We have all heard of turf wars but it’s worth acknowledging that Will wars also take place, writes Sharon Cahir of Cahir & Co Solicitors. I have over the last six months shared the Wisdom of Wills throughout Clare with the Clare Older People’s Council. Everyone I spoke with had heard of an acrimonious story in the neighbourhood arising after a death.
Everyone had a view as to how it could have been avoided by planning ahead. Hindsight may be 20:20 vision but foresight in the area of succession is the key to clarity. Ask, Ask, Ask is my recommendation – share what you want to do, ask for advice as to how best to achieve it. You can choose to be part of the solution or part of the problem. Advance planning and consultations can give you the information you need to support your wishes. Below addresses some queries that have arisen over the last few months.
Section 63 of the Succession Act 1965 deals financial benefits previously given to any of your children in your lifetime. Very simply put, if you have given a child or children a previous financial benefit in cash or property you should make it very clear in your Will if you intended to advance that child a portion of their inheritance in your lifetime or if they are to have received that money or property in addition to the gift you are leaving them in your Will.
That lack of clarity can cause contention if other beneficiaries see there was an inequity and you have not been clear at the time of making your Will and Estate plan. The onus of proving the advancement is on the person asserting there was an advancement made to one child previously. As the person that will object is likely to be a sibling, you can see how this would cause contention in the absence of clarity. Be open and transparent about what financial benefits you may have given individual children in your lifetime when making your Will so the information can be noted by a solicitor for future reference if the matter is queried after your death. A solicitor’s notes at the time of taking instructions and execution of your Will are invaluable to confirm the historical position of prior gifts given and add clarity if queries are raised or contention arises.
Where you make your Will to give a gift of land or a house especially within your farm or grounds you own, clarity again is key. Unclear boundaries can cause disputes, especially if family members must agree the dividing boundaries. You should identify the specific area you wish to gift and identify it as such in your Will by way of attaching a marked map. Avoiding the obvious may leave ambiguity if it falls to the Executor and beneficiaries after your death to clarify rights of way, roadways and access paths that are not as clear as they could be. You know your assets best so being clear with a solicitor allows them to make provision for what will best support agreement in the end.
Advanced planning and discussion can be worth it’s weight in gold. Seek a consultation with an expert for clarity. I tell my clients I am their sounding board. They share what success is to them in the outcome they wish and I share where their plan for succession may become unstuck. We seek to find a solution in their lifetime for harmony after their death. Another example arises when a person wishes to leave a site to someone but fails to mark the specific location or area on a map attaching to a Will for clarity. “I leave a site to my cousin John in the fields to the front of my farmhouse”. So what size, will any location do or will a specific desired area a beneficiary wants hinder another area being given to a different person? The more specific you can be, the greater the success of your wishes being fulfilled.

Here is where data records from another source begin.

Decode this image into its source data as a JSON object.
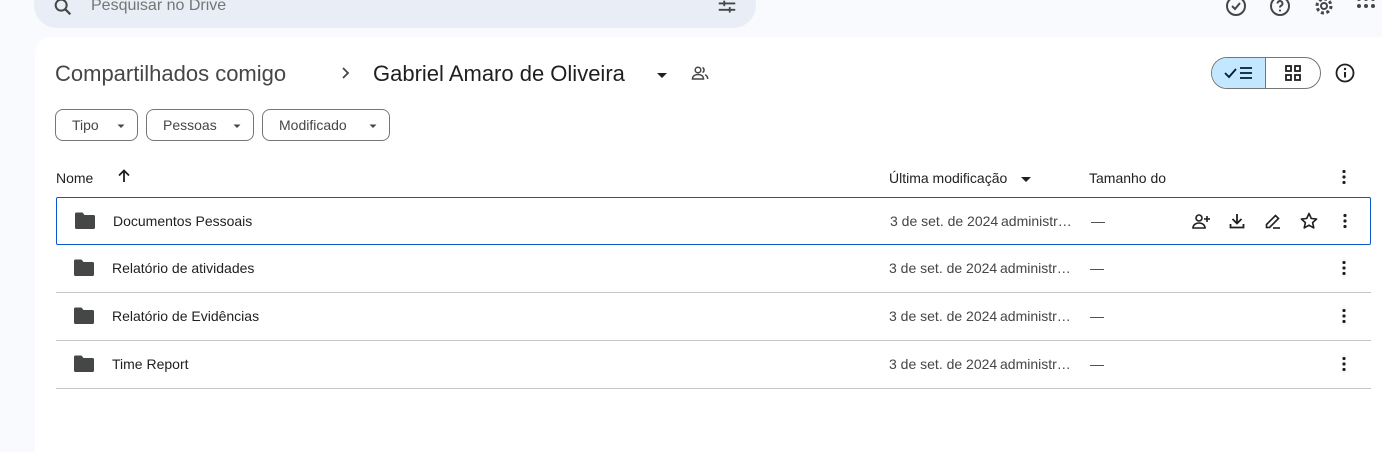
{
  "search": {
    "placeholder": "Pesquisar no Drive"
  },
  "header": {
    "breadcrumb_root": "Compartilhados comigo",
    "breadcrumb_current": "Gabriel Amaro de Oliveira"
  },
  "filters": [
    {
      "label": "Tipo"
    },
    {
      "label": "Pessoas"
    },
    {
      "label": "Modificado"
    }
  ],
  "table": {
    "columns": {
      "name": "Nome",
      "modified": "Última modificação",
      "size": "Tamanho do"
    },
    "rows": [
      {
        "name": "Documentos Pessoais",
        "date": "3 de set. de 2024",
        "owner": "administrador",
        "size": "—"
      },
      {
        "name": "Relatório de atividades",
        "date": "3 de set. de 2024",
        "owner": "administrador",
        "size": "—"
      },
      {
        "name": "Relatório de Evidências",
        "date": "3 de set. de 2024",
        "owner": "administrador",
        "size": "—"
      },
      {
        "name": "Time Report",
        "date": "3 de set. de 2024",
        "owner": "administrador",
        "size": "—"
      }
    ]
  },
  "icons": {
    "top_right": [
      "ready-for-offline-icon",
      "help-icon",
      "settings-icon",
      "apps-icon"
    ],
    "row_actions": [
      "share-icon",
      "download-icon",
      "rename-icon",
      "star-icon"
    ]
  },
  "colors": {
    "accent": "#0b57d0",
    "toggle_selected": "#c2e7ff",
    "search_bg": "#e9eef6"
  }
}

There are considerations that can cause a challenge when you bequest a house in your Will. If there is a mortgage on a property, your wish to bequest must be specific as on whether the beneficiary is to get the house free from the debt or with the debt associated with that property. Maybe there is a life policy to repay the debt or maybe you wish a specific fund or bank account to repay the debt from your Estate – be clear as to your intentions. Your Will made today deals with the current circumstances. When you die you may not have any mortgage or debts so your assets may pass unencumbered. Remember the day you make your Will, you plan with the assets and liabilities that are in existence at that time. You may have different wishes for different properties; a family home, an investment property, an overseas holiday home, a boat – each asset has different considerations.
When planning for succession, thinking of the different ages and stages you will pass through can help. In the Third Act as I like to call it, our care in senior years is important to consider. In the event your care needs require you to use the Fair Deal Scheme, you should ask about it at the time of making a Will, even if long-term care is something you are not contemplating. Understanding how the Fair Deal Scheme will work in relation to your net worth and assets at the time of creating your Will is important so you can understand the concept of a deferred payment under the scheme and how it might affect a bequest you may have in your Will regarding a house or land you own.

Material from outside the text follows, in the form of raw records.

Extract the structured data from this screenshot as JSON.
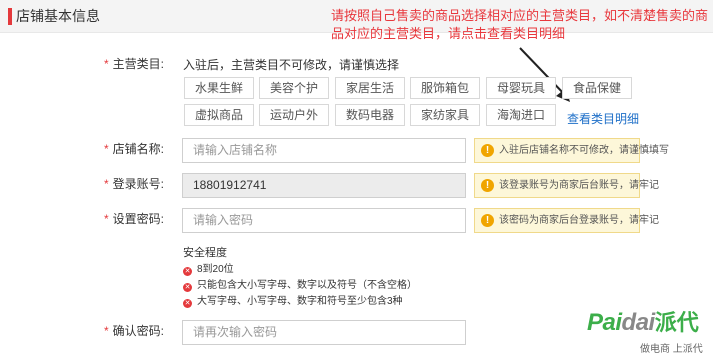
{
  "header": {
    "title": "店铺基本信息"
  },
  "annotation": {
    "text": "请按照自己售卖的商品选择相对应的主营类目，如不清楚售卖的商品对应的主营类目，请点击查看类目明细"
  },
  "category": {
    "label": "主营类目:",
    "hint": "入驻后，主营类目不可修改，请谨慎选择",
    "row1": [
      "水果生鲜",
      "美容个护",
      "家居生活",
      "服饰箱包",
      "母婴玩具",
      "食品保健"
    ],
    "row2": [
      "虚拟商品",
      "运动户外",
      "数码电器",
      "家纺家具",
      "海淘进口"
    ],
    "detail_link": "查看类目明细"
  },
  "shop_name": {
    "label": "店铺名称:",
    "placeholder": "请输入店铺名称",
    "tip": "入驻后店铺名称不可修改，请谨慎填写"
  },
  "account": {
    "label": "登录账号:",
    "value": "18801912741",
    "tip": "该登录账号为商家后台账号，请牢记"
  },
  "password": {
    "label": "设置密码:",
    "placeholder": "请输入密码",
    "tip": "该密码为商家后台登录账号，请牢记"
  },
  "strength": {
    "title": "安全程度",
    "rules": [
      "8到20位",
      "只能包含大小写字母、数字以及符号（不含空格）",
      "大写字母、小写字母、数字和符号至少包含3种"
    ]
  },
  "confirm": {
    "label": "确认密码:",
    "placeholder": "请再次输入密码"
  },
  "watermark": {
    "brand_pai": "Pai",
    "brand_dai": "dai",
    "brand_cn": "派代",
    "sub": "做电商 上派代"
  },
  "colors": {
    "accent": "#e4393c",
    "link": "#1e6fc8",
    "tip_bg": "#fdf7d9",
    "watermark": "#3cae4a"
  }
}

Have you contents you wish to specifically gift? One person’s tat is another person’s treasure. I regularly hear “no, they are not worth anything”. The value of specific contents can be more sentimental than financial so it is important to consider if there are contents you wish to bequest to a person. Make a list and like Santa, check it twice. Women may have jewellery, men may have paintings or both may have heirlooms handed down from generations. A family member or friend may have a sentimental attachment to a specific item. Make it clear in your Will. Asking is awkward, so beware small details that can cause big challenges.